In der „etwas anderen“ Adventsfeier wird die Idee der „gerechten Welt“ vielfältig aufgegriffen

Eine öffentliche Adventsfeier für Lehrer, Eltern und Schüler hat an der Liebfrauenschule eine lange Tradition.  Ebenso Tradition ist es, dass hier Klassen oder Arbeitsgemeinschaften den Raum finden, ein bestimmtes, weihnachtliches Thema in Gesang, Musik, Tanz oder Theater aufzugreifen und das Publikum auf Weihnachten einzustimmen. In diesem Jahr war zunächst vieles wie sonst. Das Motto dieses Jahres lautete: „Gemeinsam  und fair durch den Advent“. Und was als ein wenig weihnachtliches  und recht sperriges Thema anmutete, entpuppte sich im Laufe des Abends als Zugang zur adventlichen Botschaft schlechthin.

Was die diesem Thema verpflichteten Akteure wie Tau-Band (Armin Dreher), Schulchor (Sara Schmid), Orchester (Michael Eisele) oder die Schulband „Lize All Stars“ (Michael Eisele) auf die Beine stellten, konnte sich sehen lassen. Jedoch waren sie in diesem Jahr, und das war anders als sonst, vor allem Rahmenprogramm für einen feierlichen Festakt – die Verleihung der Zertifizierungsurkunde als Fairtrade-Schule durch Astrid Saalbach von der gemeinnützigen Stiftung Entwicklungs-Zusammenarbeit Baden-Württemberg (SEZ), Stuttgart. Die Liebfrauenschule ist damit im Kreis Sigmaringen Vorreiter.

„Christliches Handeln heißt faires Handeln“, fasste Schulleiter Gerald Eisen in seiner Begrüßung  zusammen, warum der große Stellenwert für den „gerechten Handel“ eine logische Konsequenz des christlichen Bildungsauftrages seiner Schule sei. Dazu zitierte er aus der Enzyklika „Laudato Si“ von Papst Franziskus: „Wir Menschen müssen den Gebrauch der nicht erneuerbaren Reserven aufs Äußerste beschränken, den Konsum mäßigen, die Effizienz der Ressourcennutzung maximal steigern und auf Wiederverwertung wie Recycling setzen.“ Die Frage sei, welche Welt man denen übergeben wolle, die nach uns kämen, so Eisen. Und der Schule komme bei der Bewahrung der Schöpfung eine zentrale Rolle zu, denn die Schule säe in jungen Jahren aus, was später als Erwachsene Wirkung haben und Kreise ziehen könne.

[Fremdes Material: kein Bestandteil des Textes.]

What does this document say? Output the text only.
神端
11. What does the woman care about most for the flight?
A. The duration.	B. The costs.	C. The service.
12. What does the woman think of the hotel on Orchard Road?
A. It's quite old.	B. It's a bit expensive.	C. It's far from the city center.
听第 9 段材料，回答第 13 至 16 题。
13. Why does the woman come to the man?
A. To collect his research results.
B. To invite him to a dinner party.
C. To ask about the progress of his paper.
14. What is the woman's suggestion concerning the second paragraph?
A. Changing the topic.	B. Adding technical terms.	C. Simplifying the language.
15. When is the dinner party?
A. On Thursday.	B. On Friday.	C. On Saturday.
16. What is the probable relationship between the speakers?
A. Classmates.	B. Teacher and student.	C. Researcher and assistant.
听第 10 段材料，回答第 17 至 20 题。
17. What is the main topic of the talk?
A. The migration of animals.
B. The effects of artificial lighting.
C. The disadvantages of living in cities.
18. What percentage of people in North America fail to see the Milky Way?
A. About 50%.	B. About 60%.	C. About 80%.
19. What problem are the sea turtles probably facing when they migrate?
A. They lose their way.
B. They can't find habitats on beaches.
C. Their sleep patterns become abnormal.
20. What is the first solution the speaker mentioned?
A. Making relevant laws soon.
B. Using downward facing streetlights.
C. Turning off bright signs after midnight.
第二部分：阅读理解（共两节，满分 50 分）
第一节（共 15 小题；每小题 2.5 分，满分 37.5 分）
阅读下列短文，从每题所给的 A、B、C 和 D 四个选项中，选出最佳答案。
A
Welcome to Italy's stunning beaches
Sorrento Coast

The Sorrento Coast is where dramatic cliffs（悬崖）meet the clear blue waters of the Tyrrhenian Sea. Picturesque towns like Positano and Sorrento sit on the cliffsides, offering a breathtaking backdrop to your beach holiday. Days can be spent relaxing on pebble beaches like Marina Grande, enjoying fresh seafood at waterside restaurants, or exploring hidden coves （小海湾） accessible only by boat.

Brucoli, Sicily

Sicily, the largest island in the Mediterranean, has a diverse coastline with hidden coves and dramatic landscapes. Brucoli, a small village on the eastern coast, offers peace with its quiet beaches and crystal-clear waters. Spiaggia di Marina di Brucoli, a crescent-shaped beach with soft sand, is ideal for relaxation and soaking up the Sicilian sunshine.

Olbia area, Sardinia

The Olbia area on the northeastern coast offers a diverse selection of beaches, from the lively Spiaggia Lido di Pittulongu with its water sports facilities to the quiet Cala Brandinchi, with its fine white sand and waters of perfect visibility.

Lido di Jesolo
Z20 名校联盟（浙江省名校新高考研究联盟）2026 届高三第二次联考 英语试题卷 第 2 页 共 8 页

Erster Höhepunkt des Abend war sicherlich der Auftritt der Fairtrade- und Umwelt-AG mit Lehrer Gerhard Stumpp, die dafür gesorgt hatte, dass die Liebfrauenschule die 71. Fairtrade-School in Baden-Württemberg wurde bei mehr als 4.000 Schulen insgesamt.

Die Grundlage hierzu hatte Regina Maria Gut, heute stellvertretende Schulleiterin, bereits im Jahr 1998 gelegt, als sie zum ersten Mal einen Verkauf von fair gehandelten Süßigkeiten an der Schule abhielt. Regelmäßiger Verkauf in den Mittagspausen und sogar ein eigener Fair-Trade-Kiosk folgten. Gerhard Stumpp wiederum gründete eine Solar-und-Umwelt-AG. Aus diesen und weiteren Aktionen entwickelte sich schließlich der AK ÖkoFair, in dem die letzten Schritte zur Zertifizierung vorbereitet wurden.

Eindrucksvoll  als Nikolaus verkleidet trat Stumpp mit dem die Rute schwenkenden Knecht Ruprecht auf die Bühne: „Ich zieh in der ganzen Welt umher, ich will euch sagen, Fairtrade freut mich sehr.“ Er verteilte Lob und Tadel an die Schulgemeinschaft der Liebfrauenschule und zeigte mit seiner AG, wie „gerechter Handel“ an der Schule noch besser umgesetzt werden könnte: So wurden die Eltern daran erinnert, Hefte mit blauem Umweltengel zu kaufen, und die Schulleitung daran, dass es zwar gut und schön sei, externe Prüfer mit gesunden Obstkörben zu verwöhnen, es aber doch noch besser sei, Bananen  mit Umwelt-Siegel zu verschenken.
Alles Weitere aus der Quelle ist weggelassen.